Schooldirecteur Cordula Rooijendijk schreef een boek over witte en zwarte scholen. Een gesprek over selecteren aan de poort, hoge ouderbijdrage en het risico van islamitisch onderwijs.

Basisschool Montessorischool Op de Kade staat te midden van twee uiteenlopende Amsterdamse wijken. Aan de ene kant de vooroorlogse Indische buurt, aan de andere kant een nieuwbouwwijk van rond het jaar 2000. De school heeft 250 leerlingen en is gemengd, vertelt directeur en schrijver Cordula Rooijendijk. Ongeveer dertig procent van de leerlingen heeft een niet-westerse achtergrond. Hemelsbreed een paar honderd meter verder staat een zeer geliefde basisschool die te boek staat als ‘wit’.

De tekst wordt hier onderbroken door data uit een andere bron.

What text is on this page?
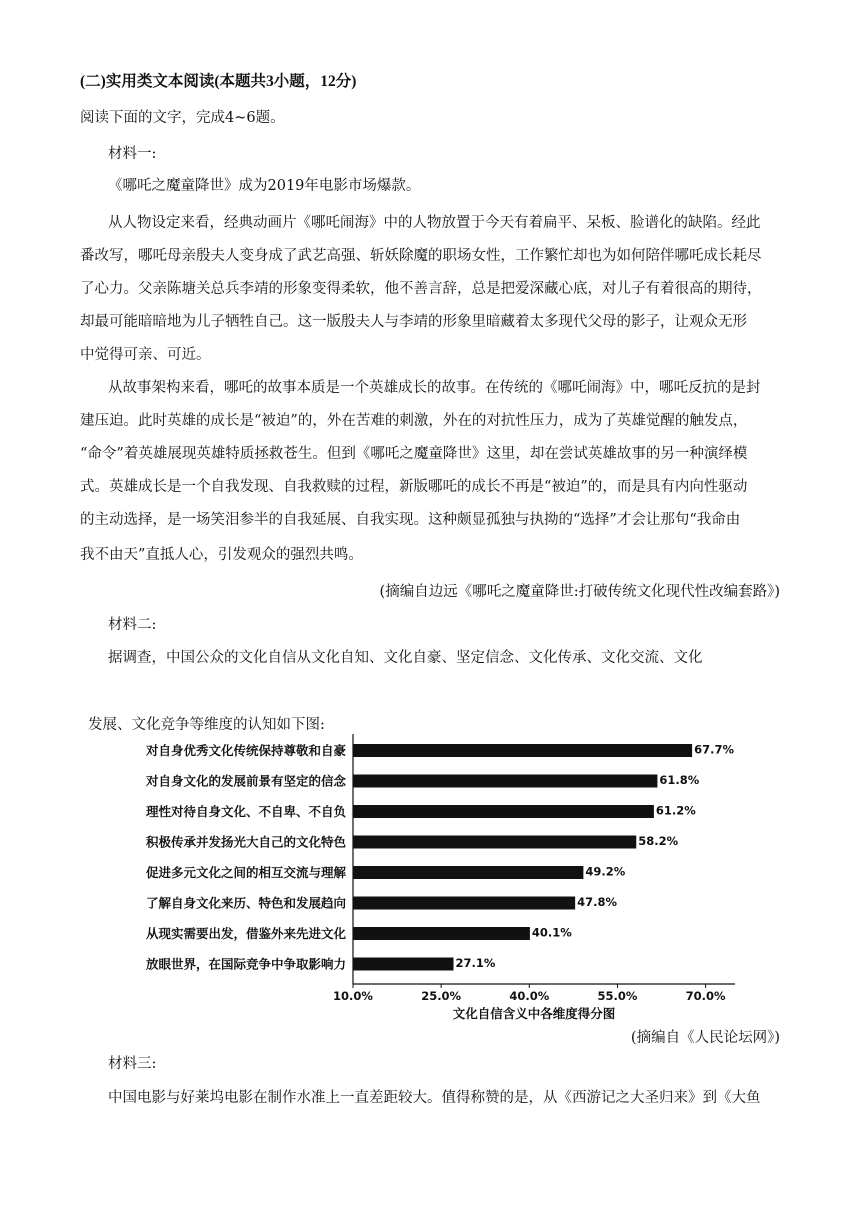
(二)实用类文本阅读(本题共3小题，12分)
阅读下面的文字，完成4~6题。
材料一:
《哪吒之魔童降世》成为2019年电影市场爆款。
从人物设定来看，经典动画片《哪吒闹海》中的人物放置于今天有着扁平、呆板、脸谱化的缺陷。经此
番改写，哪吒母亲殷夫人变身成了武艺高强、斩妖除魔的职场女性，工作繁忙却也为如何陪伴哪吒成长耗尽
了心力。父亲陈塘关总兵李靖的形象变得柔软，他不善言辞，总是把爱深藏心底，对儿子有着很高的期待，
却最可能暗暗地为儿子牺牲自己。这一版殷夫人与李靖的形象里暗藏着太多现代父母的影子，让观众无形
中觉得可亲、可近。
从故事架构来看，哪吒的故事本质是一个英雄成长的故事。在传统的《哪吒闹海》中，哪吒反抗的是封
建压迫。此时英雄的成长是“被迫”的，外在苦难的刺激，外在的对抗性压力，成为了英雄觉醒的触发点，
“命令”着英雄展现英雄特质拯救苍生。但到《哪吒之魔童降世》这里，却在尝试英雄故事的另一种演绎模
式。英雄成长是一个自我发现、自我救赎的过程，新版哪吒的成长不再是“被迫”的，而是具有内向性驱动
的主动选择，是一场笑泪参半的自我延展、自我实现。这种颇显孤独与执拗的“选择”才会让那句“我命由
我不由天”直抵人心，引发观众的强烈共鸣。
(摘编自边远《哪吒之魔童降世:打破传统文化现代性改编套路》)
材料二:
据调查，中国公众的文化自信从文化自知、文化自豪、坚定信念、文化传承、文化交流、文化
发展、文化竞争等维度的认知如下图:
对自身优秀文化传统保持尊敬和自豪	67.7%
对自身文化的发展前景有坚定的信念	61.8%
理性对待自身文化、不自卑、不自负	61.2%
积极传承并发扬光大自己的文化特色	58.2%
促进多元文化之间的相互交流与理解	49.2%
了解自身文化来历、特色和发展趋向	47.8%
从现实需要出发，借鉴外来先进文化	40.1%
放眼世界，在国际竞争中争取影响力	27.1%
10.0%	25.0%	40.0%	55.0%	70.0%
文化自信含义中各维度得分图
(摘编自《人民论坛网》)
材料三:
中国电影与好莱坞电影在制作水准上一直差距较大。值得称赞的是，从《西游记之大圣归来》到《大鱼
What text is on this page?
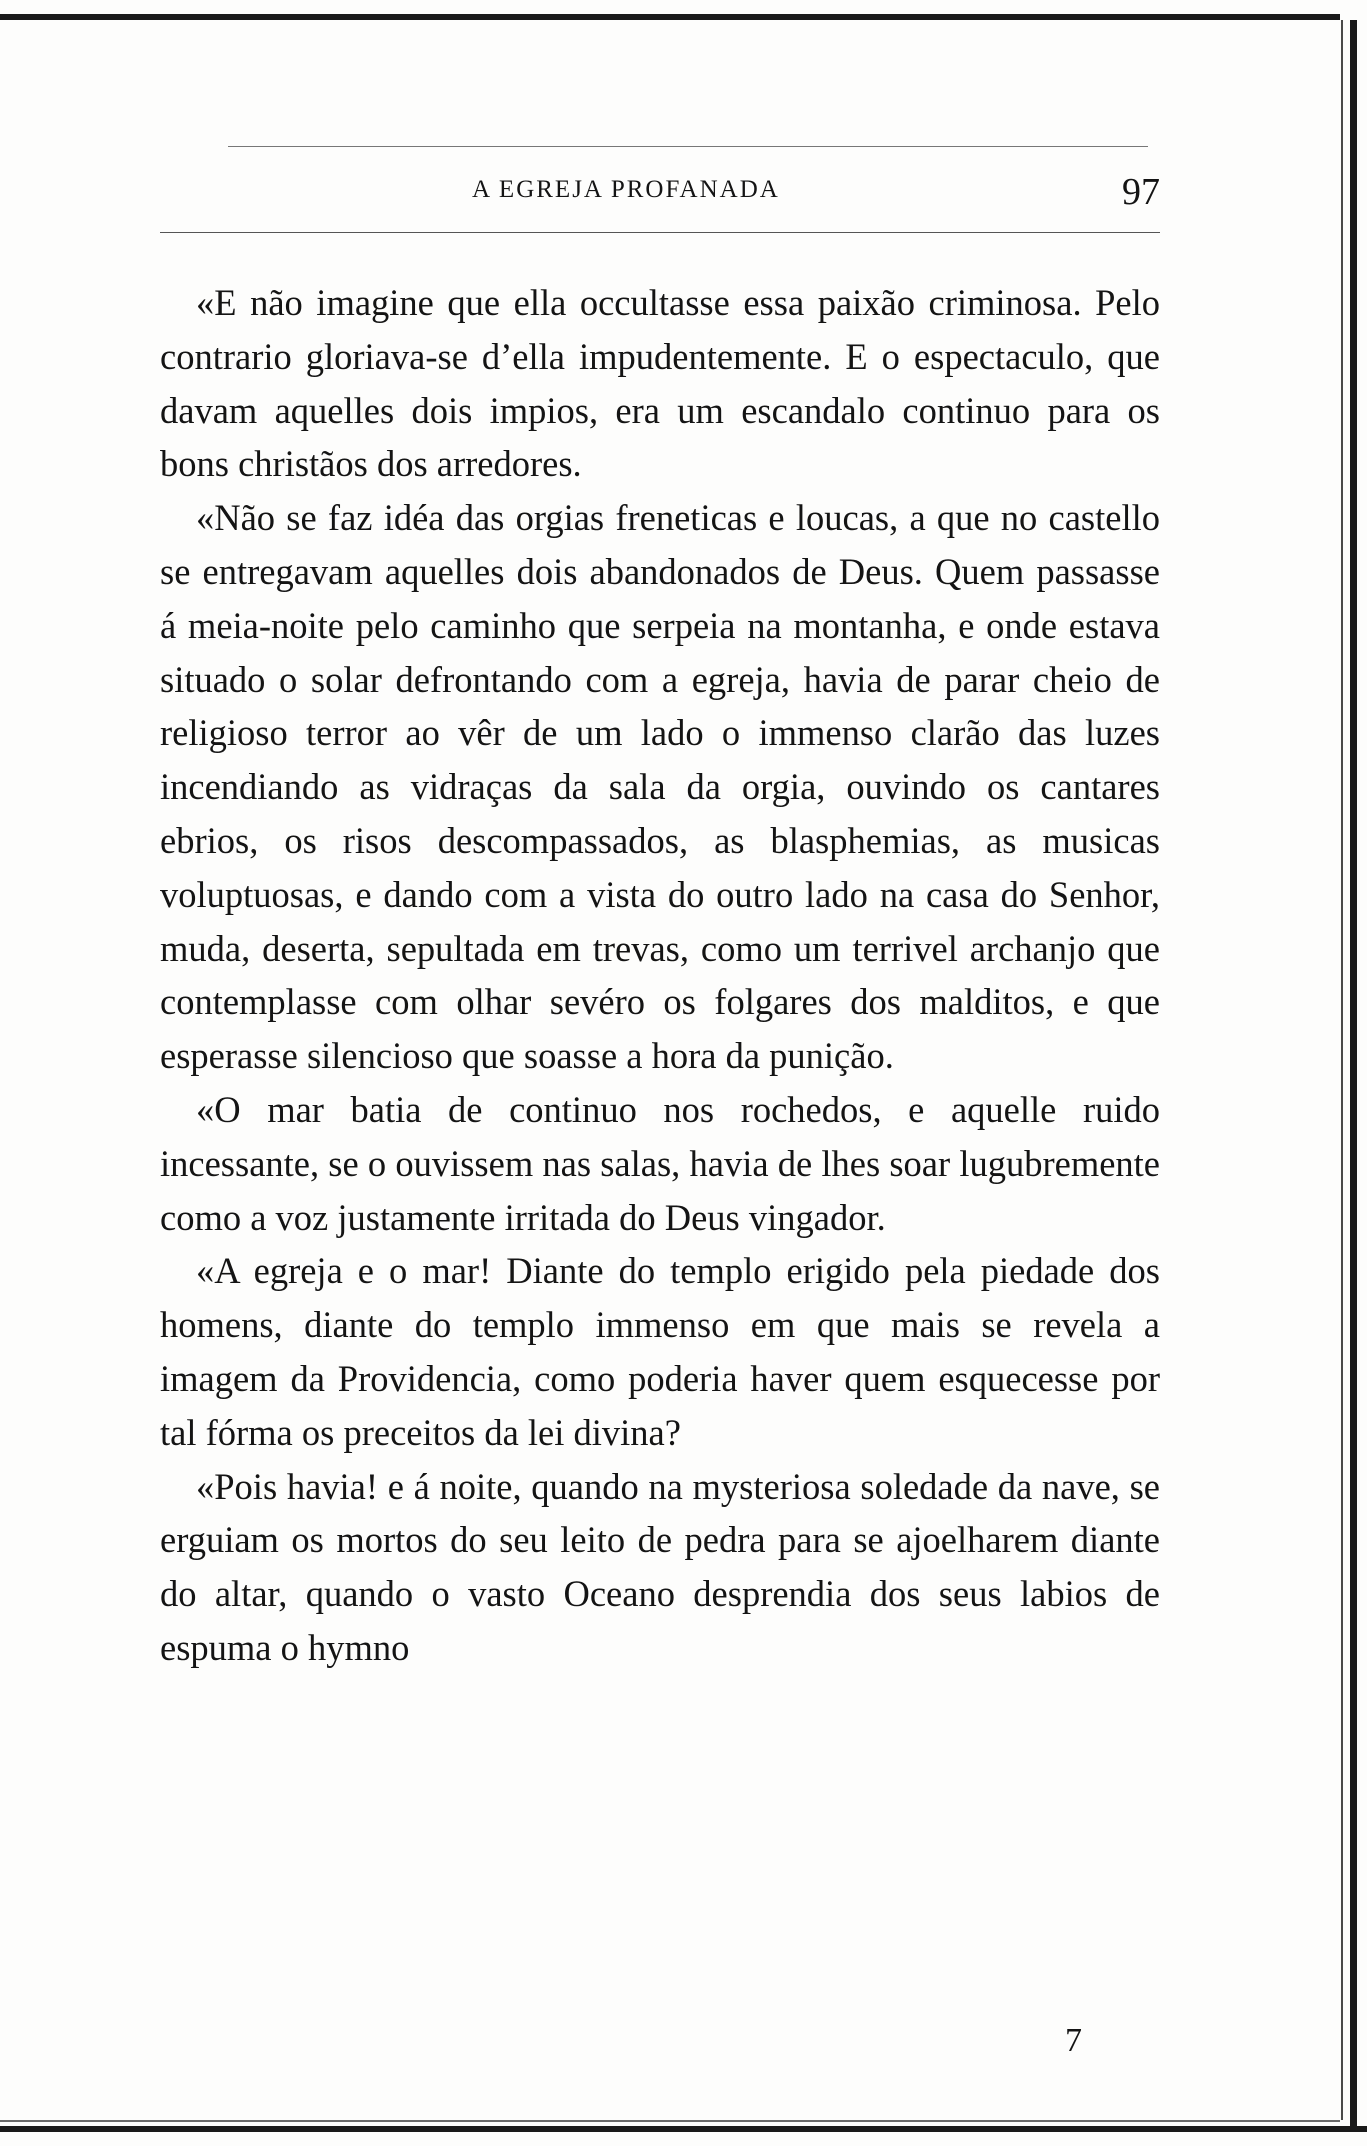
A EGREJA PROFANADA	97

«E não imagine que ella occultasse essa paixão criminosa. Pelo contrario gloriava-se d’ella impudentemente. E o espectaculo, que davam aquelles dois impios, era um escandalo continuo para os bons christãos dos arredores.

«Não se faz idéa das orgias freneticas e loucas, a que no castello se entregavam aquelles dois abandonados de Deus. Quem passasse á meia-noite pelo caminho que serpeia na montanha, e onde estava situado o solar defrontando com a egreja, havia de parar cheio de religioso terror ao vêr de um lado o immenso clarão das luzes incendiando as vidraças da sala da orgia, ouvindo os cantares ebrios, os risos descompassados, as blasphemias, as musicas voluptuosas, e dando com a vista do outro lado na casa do Senhor, muda, deserta, sepultada em trevas, como um terrivel archanjo que contemplasse com olhar sevéro os folgares dos malditos, e que esperasse silencioso que soasse a hora da punição.

«O mar batia de continuo nos rochedos, e aquelle ruido incessante, se o ouvissem nas salas, havia de lhes soar lugubremente como a voz justamente irritada do Deus vingador.

«A egreja e o mar! Diante do templo erigido pela piedade dos homens, diante do templo immenso em que mais se revela a imagem da Providencia, como poderia haver quem esquecesse por tal fórma os preceitos da lei divina?

«Pois havia! e á noite, quando na mysteriosa soledade da nave, se erguiam os mortos do seu leito de pedra para se ajoelharem diante do altar, quando o vasto Oceano desprendia dos seus labios de espuma o hymno

7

Een situatie die overal in de grote steden voorkomt en wordt beschreven in Rooijendijks pas verschenen boek 15 lessen die kleurrijke scholen ons leren (Atlas Contact). Daarin gaat ze te rade bij collega-directeuren van andere gemengde en zwarte scholen, waarbij meer dan zestig procent van de kinderen van niet-westerse komaf is. Deze zoektocht was nodig, zegt Rooijendijk, omdat ze maar weinig pasklare kennis vond over het leiden van een gemengde school.

Heeft u de directeur van de naburige witte school weleens gesproken over hun homogene leerlingenpopulatie?

‘Nee maar ik vind er wel wat van. Dat vind ik van alle scholen die monocultureel zijn. Uit onderzoek blijkt dat het voor kinderen essentieel is dat ze in een diverse omgeving opgroeien. Zo leren ze dat er verschillen zijn tussen mensen in culturele achtergrond, seksualiteit, geloof en huidskleur. Kinderen moeten met elkaar in aanraking komen. Op mijn vorige – witte – school wees een van de kleuters een zwarte pop als stoute pop aan in de documentaire van Sunny Bergman. Daar schrok ik van.’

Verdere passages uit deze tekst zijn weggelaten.